If Nrd1 is indeed involved in controlling a threshold of cellular responses to nutrient starvation for commitment to sexual development, is Nrd1 regulated? So far we have no definitive evidence indicating that it is. The nrd1⁺ gene is constitutively expressed during nutrient starvation (unpublished observation). However, the activity of this protein might be regulated possibly by a MAPK. Nrd1 contains two MAPK phosphorylation consensus sequences. Replacement of Thr¹²⁶ in the second MAPK phosphorylation consensus site by Asp mimicking phosphorylation, but not by Ala, markedly reduced its ability to rescue the pat1-114 mutant when ste11⁺ was massively induced by the deletion of the pka1⁺ gene (unpublished data).

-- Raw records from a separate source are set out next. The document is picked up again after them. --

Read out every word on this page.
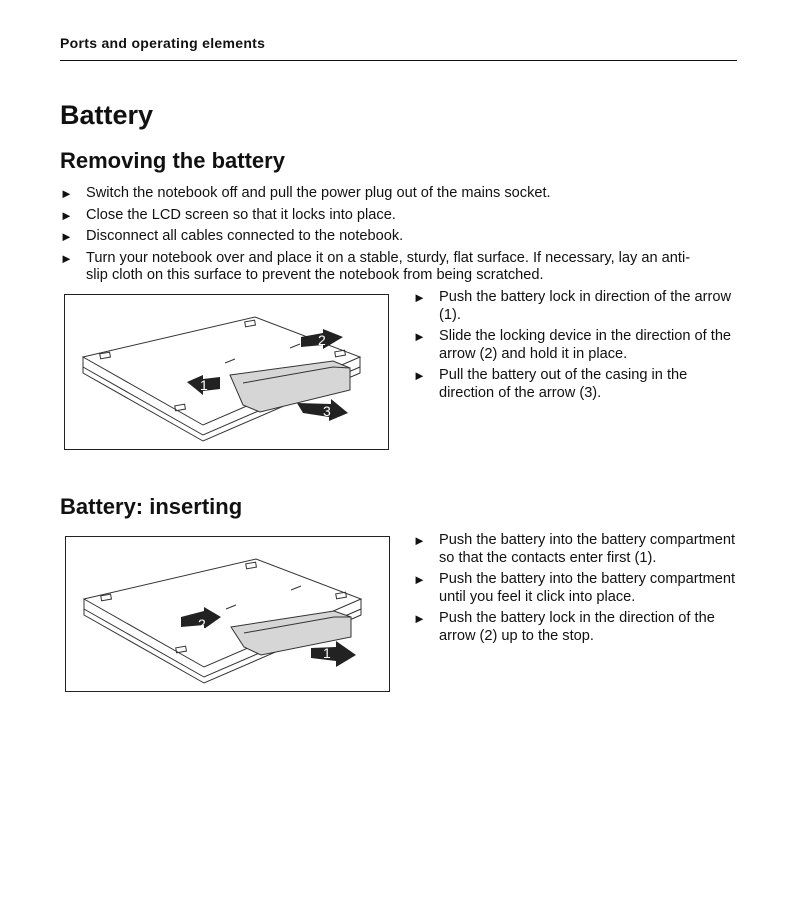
Ports and operating elements
Battery
Removing the battery
► Switch the notebook off and pull the power plug out of the mains socket.
► Close the LCD screen so that it locks into place.
► Disconnect all cables connected to the notebook.
► Turn your notebook over and place it on a stable, sturdy, flat surface. If necessary, lay an anti-slip cloth on this surface to prevent the notebook from being scratched.
1
2
3
► Push the battery lock in direction of the arrow (1).
► Slide the locking device in the direction of the arrow (2) and hold it in place.
► Pull the battery out of the casing in the direction of the arrow (3).
Battery: inserting
2
1
► Push the battery into the battery compartment so that the contacts enter first (1).
► Push the battery into the battery compartment until you feel it click into place.
► Push the battery lock in the direction of the arrow (2) up to the stop.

Is Nrd1 evolutionarily conserved? The answer is likely to be yes. We recently isolated human and rat genes that seem to be functional homologs of nrd1⁺ by using the same screening strategy as the one for the isolation of nrd1⁺ (55a). Their amino acid homology to Nrd1 is low, but, like Nrd1, they contain four RNA binding motifs. They are indistinguishable from Nrd1 in biological activities in fission yeast. This protein is highly expressed in hematopoietic cells, particularly T cells and B cells. A factor called TCF-1 is essential for the terminal differentiation of T cells (49). Interestingly, TCF-1 is structurally homologous to Ste11 (48). Just as in fission yeast, cAMP and p38, a homolog of the Sty1/Spc1/Phh1 MAPK, are also involved in the regulation of growth and differentiation of hematopoietic cells (12, 22). In addition, many eukaryotes including mammals contain a highly conserved structural homolog of rcd1⁺ (38). Thus, the entire differentiation control system involving Ste11, Nrd1, Rcd1, cAMP, and the Phh1 stress MAPK might be conserved up to mammals.